Last night, F, W and I went out for italian, at Giorgio's a new place in Tribeca.
I'd spent the day partially admiring stationery at Stapes: I didn't buy anything, but the joy of all the different kinds of stationery totally reminded me of being a kid, and loving Hello Kitty and all other paper-and-pen related nirvana-gifts.
Bizarrely, F and I got to discussing Cheadle-related stationery last night, and reminisced for some time about "Watling Stationers" on Wilmslow Road (as well as Marsh's on the High Street) and the really frum guy behind the counter there. Both of us realised our earliest stationery-related memories were forged checking out the red pencils after cheder on a Sunday morning.
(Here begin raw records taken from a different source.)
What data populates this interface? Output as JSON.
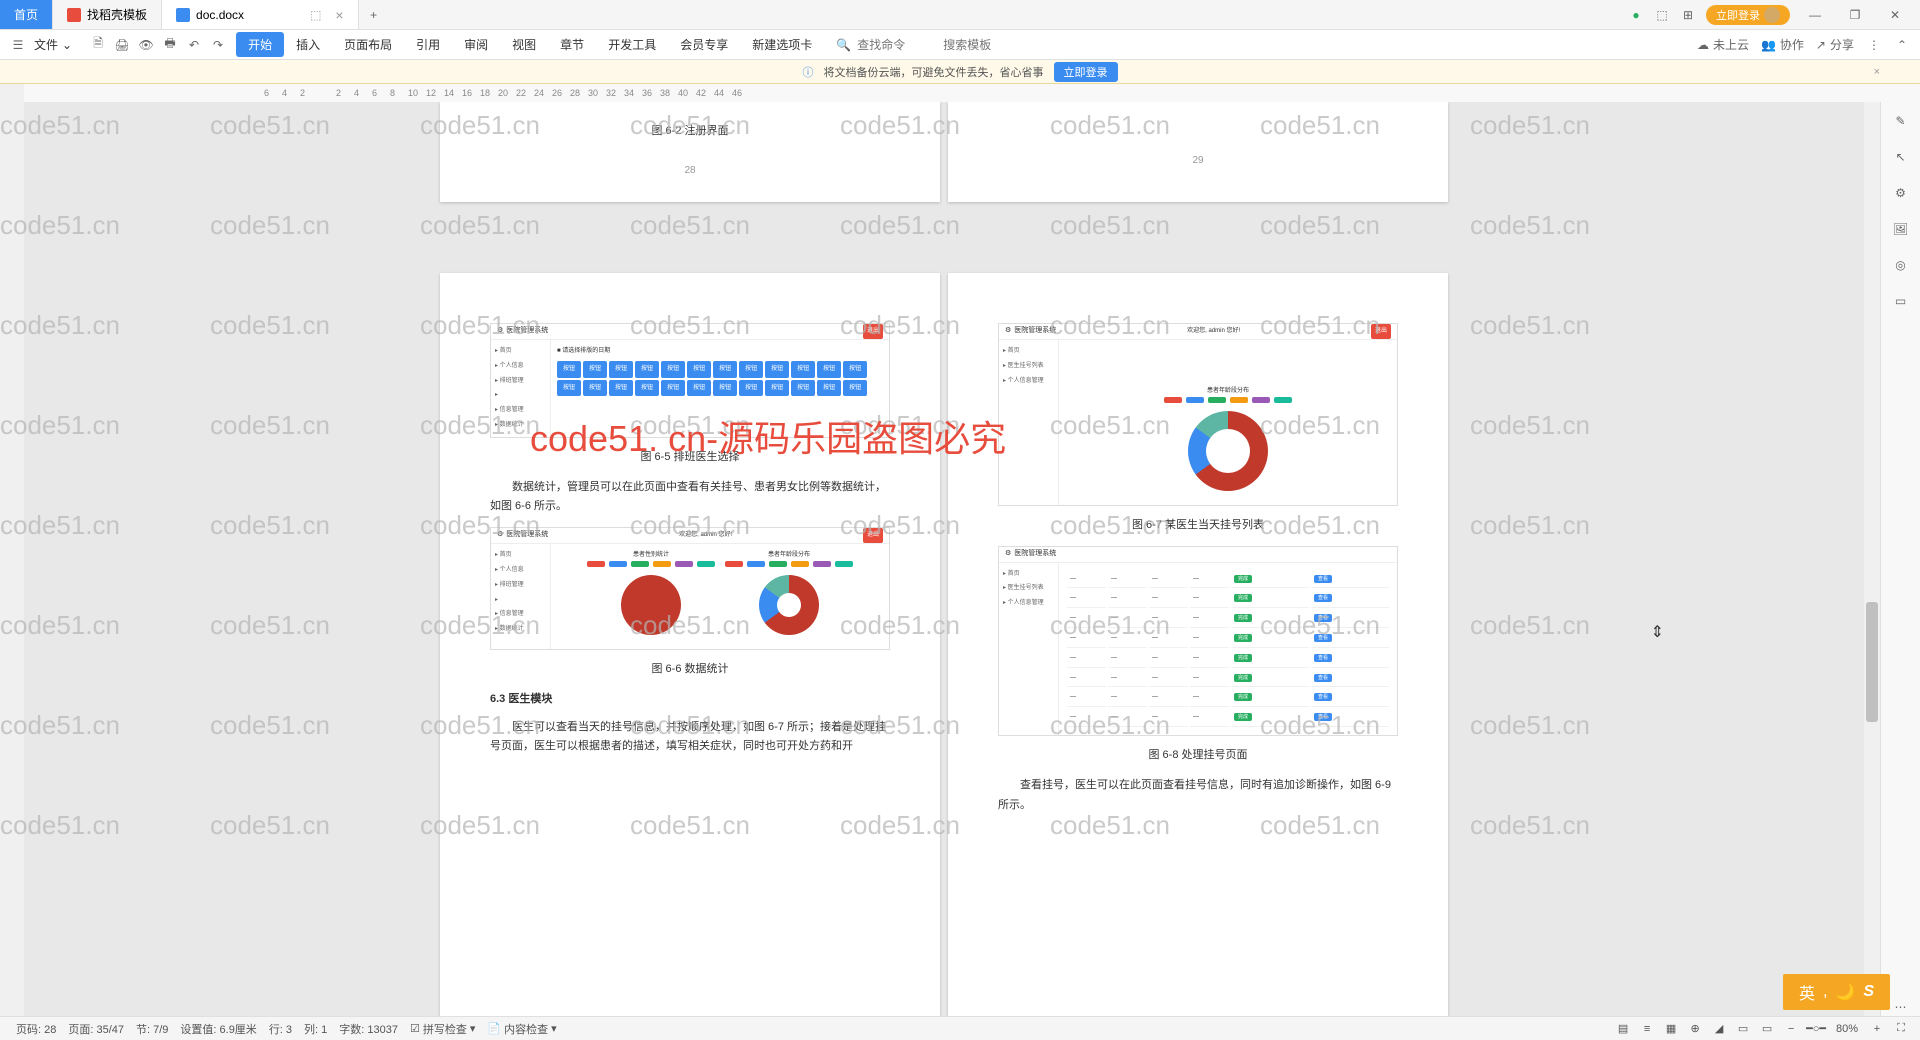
{
  "titlebar": {
    "home_tab": "首页",
    "template_tab": "找稻壳模板",
    "doc_tab": "doc.docx",
    "login_label": "立即登录"
  },
  "ribbon": {
    "file_label": "文件",
    "tabs": [
      "开始",
      "插入",
      "页面布局",
      "引用",
      "审阅",
      "视图",
      "章节",
      "开发工具",
      "会员专享",
      "新建选项卡"
    ],
    "search_cmd_placeholder": "查找命令",
    "search_tpl_placeholder": "搜索模板",
    "cloud_label": "未上云",
    "collab_label": "协作",
    "share_label": "分享"
  },
  "notif": {
    "text": "将文档备份云端，可避免文件丢失，省心省事",
    "btn": "立即登录"
  },
  "ruler_ticks": [
    "6",
    "4",
    "2",
    "",
    "2",
    "4",
    "6",
    "8",
    "10",
    "12",
    "14",
    "16",
    "18",
    "20",
    "22",
    "24",
    "26",
    "28",
    "30",
    "32",
    "34",
    "36",
    "38",
    "40",
    "42",
    "44",
    "46"
  ],
  "pages": {
    "p1_caption": "图 6-2 注册界面",
    "p1_num": "28",
    "p2_num": "29",
    "p3_caption": "图 6-5 排班医生选择",
    "p3_para": "数据统计，管理员可以在此页面中查看有关挂号、患者男女比例等数据统计，如图 6-6 所示。",
    "p3_caption2": "图 6-6 数据统计",
    "p3_section": "6.3 医生模块",
    "p3_para2": "医生可以查看当天的挂号信息，并按顺序处理，如图 6-7 所示；接着是处理挂号页面，医生可以根据患者的描述，填写相关症状，同时也可开处方药和开",
    "p4_caption": "图 6-7 某医生当天挂号列表",
    "p4_caption2": "图 6-8 处理挂号页面",
    "p4_para": "查看挂号，医生可以在此页面查看挂号信息，同时有追加诊断操作，如图 6-9 所示。",
    "mini_title": "医院管理系统",
    "mini_side_items": [
      "首页",
      "个人信息",
      "排班管理",
      "",
      "信息管理",
      "数据统计"
    ],
    "mini_side_items2": [
      "首页",
      "医生挂号列表",
      "个人信息管理"
    ],
    "legend_colors": [
      "#e74c3c",
      "#3b8cf0",
      "#27ae60",
      "#f39c12",
      "#9b59b6",
      "#1abc9c"
    ],
    "chart_label1": "患者性别统计",
    "chart_label2": "患者年龄段分布"
  },
  "statusbar": {
    "page_count": "页码: 28",
    "page_pos": "页面: 35/47",
    "section": "节: 7/9",
    "set_value": "设置值: 6.9厘米",
    "line": "行: 3",
    "col": "列: 1",
    "word_count": "字数: 13037",
    "spell_check": "拼写检查",
    "content_check": "内容检查",
    "zoom": "80%"
  },
  "overlay": "code51. cn-源码乐园盗图必究",
  "watermark": "code51.cn",
  "ime": "英"
}
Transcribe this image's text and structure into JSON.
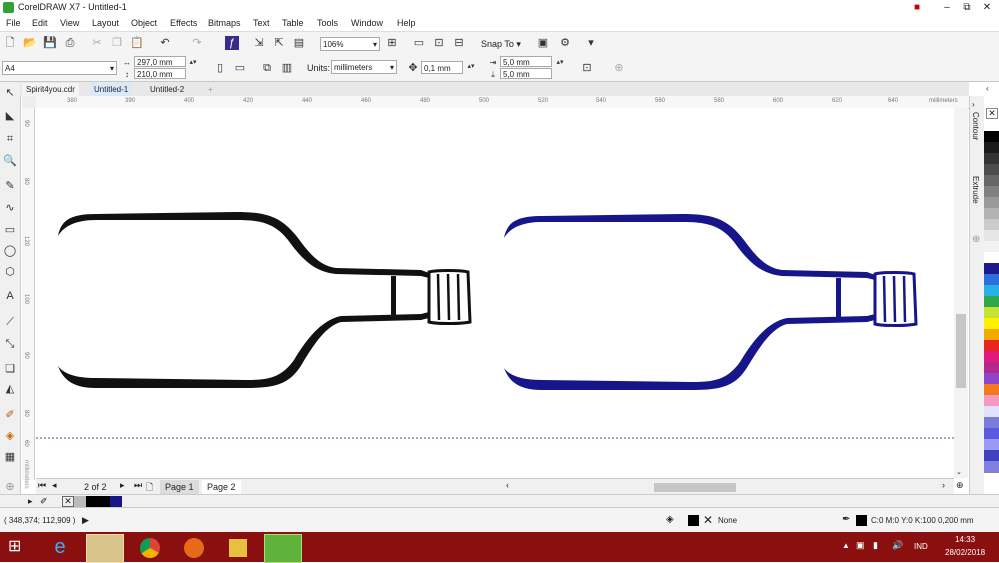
{
  "window": {
    "title": "CorelDRAW X7 - Untitled-1",
    "min": "–",
    "max": "⧉",
    "close": "✕"
  },
  "menu": [
    "File",
    "Edit",
    "View",
    "Layout",
    "Object",
    "Effects",
    "Bitmaps",
    "Text",
    "Table",
    "Tools",
    "Window",
    "Help"
  ],
  "toolbar": {
    "zoom": "106%",
    "snap": "Snap To"
  },
  "propbar": {
    "page_size": "A4",
    "width": "297,0 mm",
    "height": "210,0 mm",
    "units_label": "Units:",
    "units": "millimeters",
    "nudge": "0,1 mm",
    "dup_x": "5,0 mm",
    "dup_y": "5,0 mm"
  },
  "doc_tabs": [
    "Spirit4you.cdr",
    "Untitled-1",
    "Untitled-2"
  ],
  "ruler": {
    "h_ticks": [
      "380",
      "390",
      "400",
      "420",
      "440",
      "460",
      "480",
      "500",
      "520",
      "540",
      "560",
      "580",
      "600",
      "620",
      "640"
    ],
    "h_unit": "millimeters",
    "v_ticks": [
      "90",
      "80",
      "120",
      "100",
      "90",
      "80",
      "60"
    ],
    "v_unit": "millimeters"
  },
  "dock_tabs": [
    "Contour",
    "Extrude"
  ],
  "pages": {
    "counter": "2 of 2",
    "tabs": [
      "Page 1",
      "Page 2"
    ]
  },
  "status": {
    "coords": "( 348,374; 112,909 )",
    "fill": "None",
    "outline": "C:0 M:0 Y:0 K:100  0,200 mm"
  },
  "taskbar": {
    "lang": "IND",
    "time": "14:33",
    "date": "28/02/2018"
  },
  "colors": {
    "black_bottle": "#111111",
    "blue_bottle": "#16168a",
    "palette": [
      "#ffffff",
      "#000000",
      "#1a1a1a",
      "#333333",
      "#4d4d4d",
      "#666666",
      "#808080",
      "#999999",
      "#b3b3b3",
      "#cccccc",
      "#e6e6e6",
      "#f2f2f2",
      "#ffffff",
      "#1a1a8c",
      "#2a6fdb",
      "#27b0e6",
      "#2ea84a",
      "#c8e234",
      "#ffef00",
      "#f2a900",
      "#e8251e",
      "#e0197d",
      "#b4288c",
      "#8e44c8",
      "#f27a1d",
      "#f49ac2",
      "#e0e0ff",
      "#7b7bd9",
      "#5a5ae0",
      "#9a9af5",
      "#4040c0",
      "#8080e0"
    ]
  }
}
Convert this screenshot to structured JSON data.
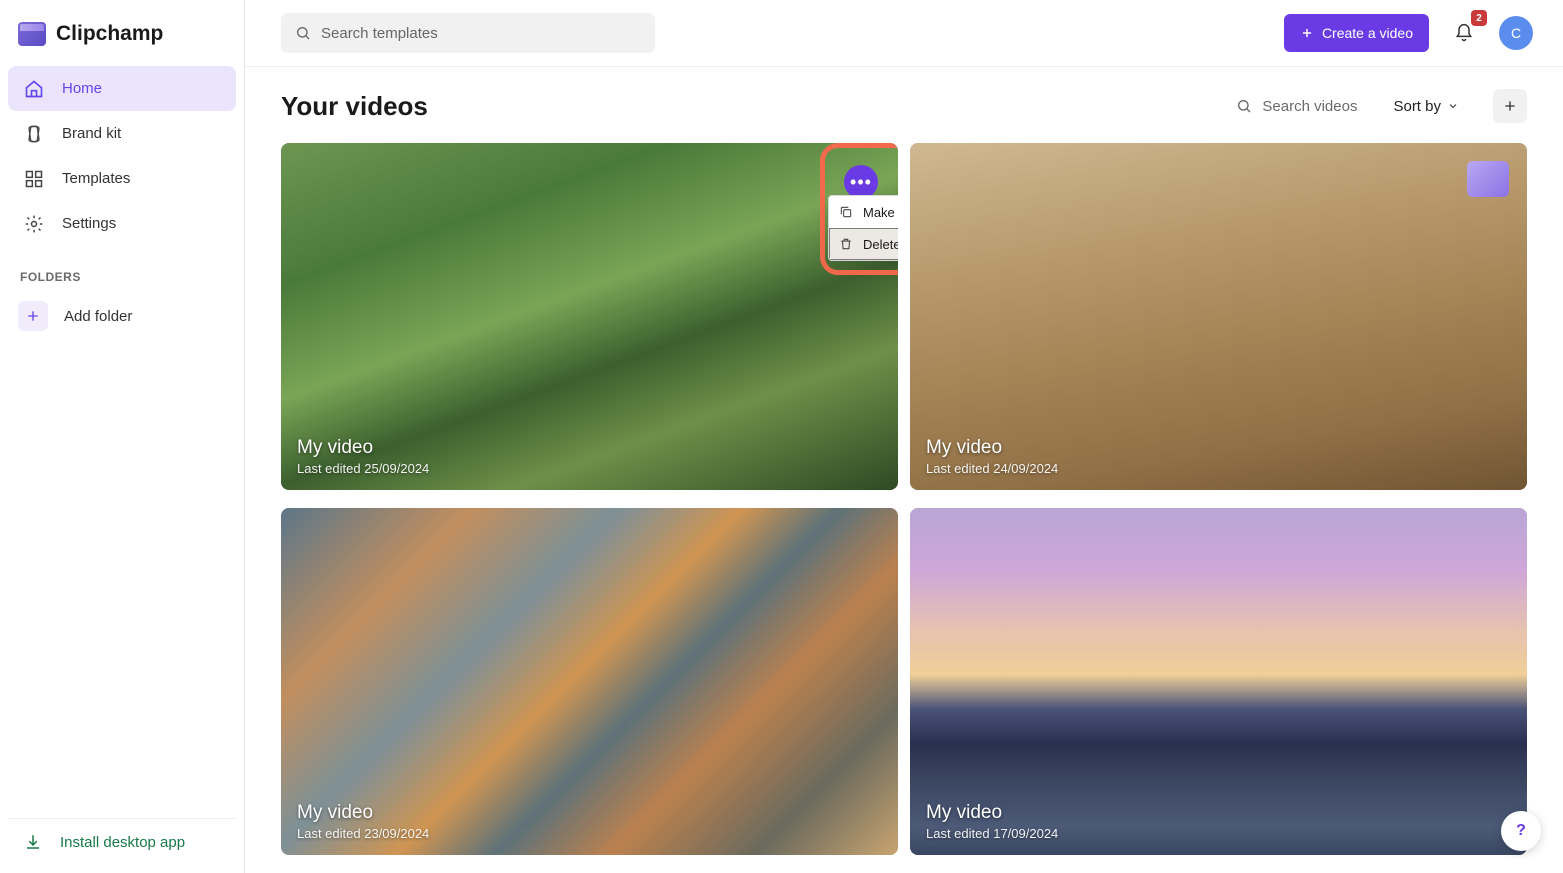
{
  "app_name": "Clipchamp",
  "sidebar": {
    "nav": [
      {
        "label": "Home",
        "icon": "home-icon",
        "active": true
      },
      {
        "label": "Brand kit",
        "icon": "brandkit-icon",
        "active": false
      },
      {
        "label": "Templates",
        "icon": "templates-icon",
        "active": false
      },
      {
        "label": "Settings",
        "icon": "settings-icon",
        "active": false
      }
    ],
    "folders_label": "FOLDERS",
    "add_folder_label": "Add folder",
    "install_label": "Install desktop app"
  },
  "topbar": {
    "search_placeholder": "Search templates",
    "create_label": "Create a video",
    "notification_count": "2",
    "avatar_initial": "C"
  },
  "content": {
    "title": "Your videos",
    "search_label": "Search videos",
    "sort_label": "Sort by",
    "videos": [
      {
        "title": "My video",
        "subtitle": "Last edited 25/09/2024",
        "thumb": "green",
        "has_menu": true
      },
      {
        "title": "My video",
        "subtitle": "Last edited 24/09/2024",
        "thumb": "people",
        "has_logo": true
      },
      {
        "title": "My video",
        "subtitle": "Last edited 23/09/2024",
        "thumb": "rock"
      },
      {
        "title": "My video",
        "subtitle": "Last edited 17/09/2024",
        "thumb": "mountain"
      }
    ],
    "context_menu": {
      "copy_label": "Make a copy",
      "delete_label": "Delete"
    }
  },
  "help_label": "?"
}
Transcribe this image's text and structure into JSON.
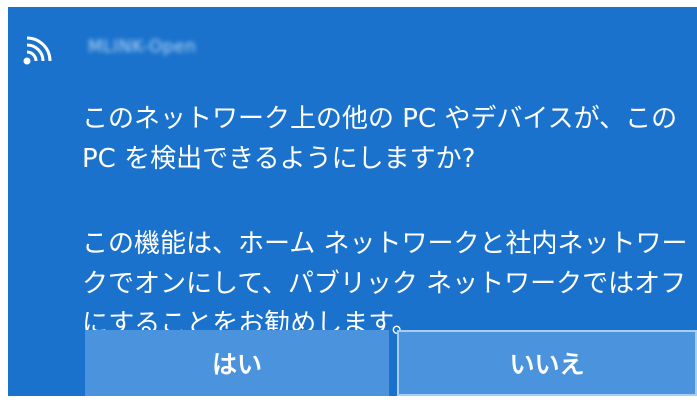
{
  "notification": {
    "network_name": "MLINK-Open",
    "question": "このネットワーク上の他の PC やデバイスが、この PC を検出できるようにしますか?",
    "info": "この機能は、ホーム ネットワークと社内ネットワークでオンにして、パブリック ネットワークではオフにすることをお勧めします。"
  },
  "buttons": {
    "yes_label": "はい",
    "no_label": "いいえ"
  },
  "icons": {
    "network": "wifi-icon"
  },
  "colors": {
    "panel_bg": "#1a72cc",
    "button_bg": "#4b93dd",
    "focus_border": "#a8cdf2"
  }
}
Of course it's long gone. Cheadle, like most other faux-suburban places now has a high street replete with charity shops, building socieites and... that's it, really.
Maybe the next generation will only ever know from chain stores. Their chain stories will be generic, the same as every other kid growing up at that time, whatever place ("remember how Sainsbury's used to stack...."). The uniqueness of our memories is a marker of our age; kids of the seventies who about independently run shops, and owner managers (Alan Butler at Butler's the newsagents). Nowadays, it's all like, do you know Mr Tesco and Mr M&S?